Rav Yehudah Halevi (Kuzari 1:47, 95 and 103) demonstrates how Klal Yisroel is actually a new entity on the face of the earth, not just another nation. The Maharal (Netzach Yisroel 11) adds that just as there are certain physical realities in the world, so is Am Yisroel a different reality in and of itself. These distinctions themselves should suffice for us to conclude that Am Yisroel is indeed a race and a nation, but the two meld together in perfect consonance so that our nationality is comprised of certain traits and actual physical characteristics. These have nothing to do with color, height or other outward manifestations. They relate to the intellect, personality and drives that make up a Jew. Do they sometimes become distorted or lost in the vicissitudes and daily tests of life? Absolutely (see Megillah 16a). But those exceptions do not change our having been created as a separate and distinct nation with identifiable features. As my rebbi, Rav Yitzchok Hutner zt”l, teaches (Maamorei Pachad Yitzchok, Pesach 96:12), we learn from Pirkei Avos (3:14) that there are two aspects to the uniqueness of Klal Yisroel. Firstly, it is the reality of who we are, Hashem’s children. Secondly, it is the fact that He wanted us to know who we are. It is crucial for us to periodically face our dual role as a race and a nation.

All in all, it is not only safe to treat us as a nation and a race.

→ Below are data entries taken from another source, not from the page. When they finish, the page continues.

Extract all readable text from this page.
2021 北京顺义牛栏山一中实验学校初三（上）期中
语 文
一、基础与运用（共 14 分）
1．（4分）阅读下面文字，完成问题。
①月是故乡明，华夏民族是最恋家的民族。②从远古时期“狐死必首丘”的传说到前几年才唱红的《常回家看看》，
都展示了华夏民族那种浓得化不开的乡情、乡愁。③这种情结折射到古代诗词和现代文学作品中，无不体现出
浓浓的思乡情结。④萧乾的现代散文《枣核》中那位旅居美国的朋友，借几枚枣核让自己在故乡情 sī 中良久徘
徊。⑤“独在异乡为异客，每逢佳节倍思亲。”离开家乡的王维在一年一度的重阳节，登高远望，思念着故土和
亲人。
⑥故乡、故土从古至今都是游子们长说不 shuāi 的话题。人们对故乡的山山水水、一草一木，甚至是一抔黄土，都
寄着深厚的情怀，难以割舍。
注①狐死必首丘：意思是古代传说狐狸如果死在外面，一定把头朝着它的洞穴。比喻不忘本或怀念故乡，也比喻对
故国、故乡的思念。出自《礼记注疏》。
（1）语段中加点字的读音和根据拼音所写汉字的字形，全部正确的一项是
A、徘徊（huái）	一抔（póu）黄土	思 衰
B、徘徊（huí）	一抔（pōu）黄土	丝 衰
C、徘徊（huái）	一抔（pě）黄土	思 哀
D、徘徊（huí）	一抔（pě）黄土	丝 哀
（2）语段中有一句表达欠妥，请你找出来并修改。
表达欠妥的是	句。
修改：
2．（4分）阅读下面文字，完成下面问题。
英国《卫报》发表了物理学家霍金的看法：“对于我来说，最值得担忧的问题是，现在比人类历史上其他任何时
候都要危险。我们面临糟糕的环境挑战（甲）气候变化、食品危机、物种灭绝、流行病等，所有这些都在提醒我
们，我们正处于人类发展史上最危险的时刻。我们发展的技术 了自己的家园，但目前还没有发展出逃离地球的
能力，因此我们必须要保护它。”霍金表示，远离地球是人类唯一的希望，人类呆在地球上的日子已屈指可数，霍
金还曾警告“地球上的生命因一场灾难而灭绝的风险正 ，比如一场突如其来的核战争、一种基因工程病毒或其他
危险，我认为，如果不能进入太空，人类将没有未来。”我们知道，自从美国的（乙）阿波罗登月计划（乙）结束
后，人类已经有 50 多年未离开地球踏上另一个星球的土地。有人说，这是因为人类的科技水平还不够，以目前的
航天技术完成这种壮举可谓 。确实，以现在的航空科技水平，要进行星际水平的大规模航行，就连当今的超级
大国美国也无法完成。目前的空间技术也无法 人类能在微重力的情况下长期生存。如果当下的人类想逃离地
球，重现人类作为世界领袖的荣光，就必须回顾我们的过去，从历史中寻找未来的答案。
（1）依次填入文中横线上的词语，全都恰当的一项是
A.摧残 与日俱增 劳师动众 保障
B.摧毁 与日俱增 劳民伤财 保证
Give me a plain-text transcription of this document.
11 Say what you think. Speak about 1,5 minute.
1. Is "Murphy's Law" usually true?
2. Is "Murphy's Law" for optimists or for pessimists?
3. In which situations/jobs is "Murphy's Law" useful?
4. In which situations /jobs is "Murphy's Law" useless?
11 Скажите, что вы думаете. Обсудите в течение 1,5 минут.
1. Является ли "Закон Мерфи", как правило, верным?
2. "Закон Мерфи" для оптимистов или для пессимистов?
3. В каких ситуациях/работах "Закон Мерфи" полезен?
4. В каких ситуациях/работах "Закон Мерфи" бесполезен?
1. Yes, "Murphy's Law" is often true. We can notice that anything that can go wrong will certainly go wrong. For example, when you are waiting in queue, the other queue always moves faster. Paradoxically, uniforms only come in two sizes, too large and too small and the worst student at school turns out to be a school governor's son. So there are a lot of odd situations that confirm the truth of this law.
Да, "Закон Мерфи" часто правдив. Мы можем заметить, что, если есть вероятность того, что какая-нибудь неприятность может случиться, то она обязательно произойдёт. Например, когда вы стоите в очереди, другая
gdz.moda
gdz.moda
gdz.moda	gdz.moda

It is something for which we should be grateful to the president, since first of all it is true. Secondly and just as important, he codified this definition into law for our protection and safety, for which we should thank him, along with all the other wonderful things he has done for us, despite his detractors and enemies. May Hashem grant him the strength to withstand them and those who will make decisions about his future, to contemplate the horrific alternatives that could, G-d forbid, befall us. At this time of danger to Klal Yisroel, let us remember who we are and what is expected of us in the important months ahead.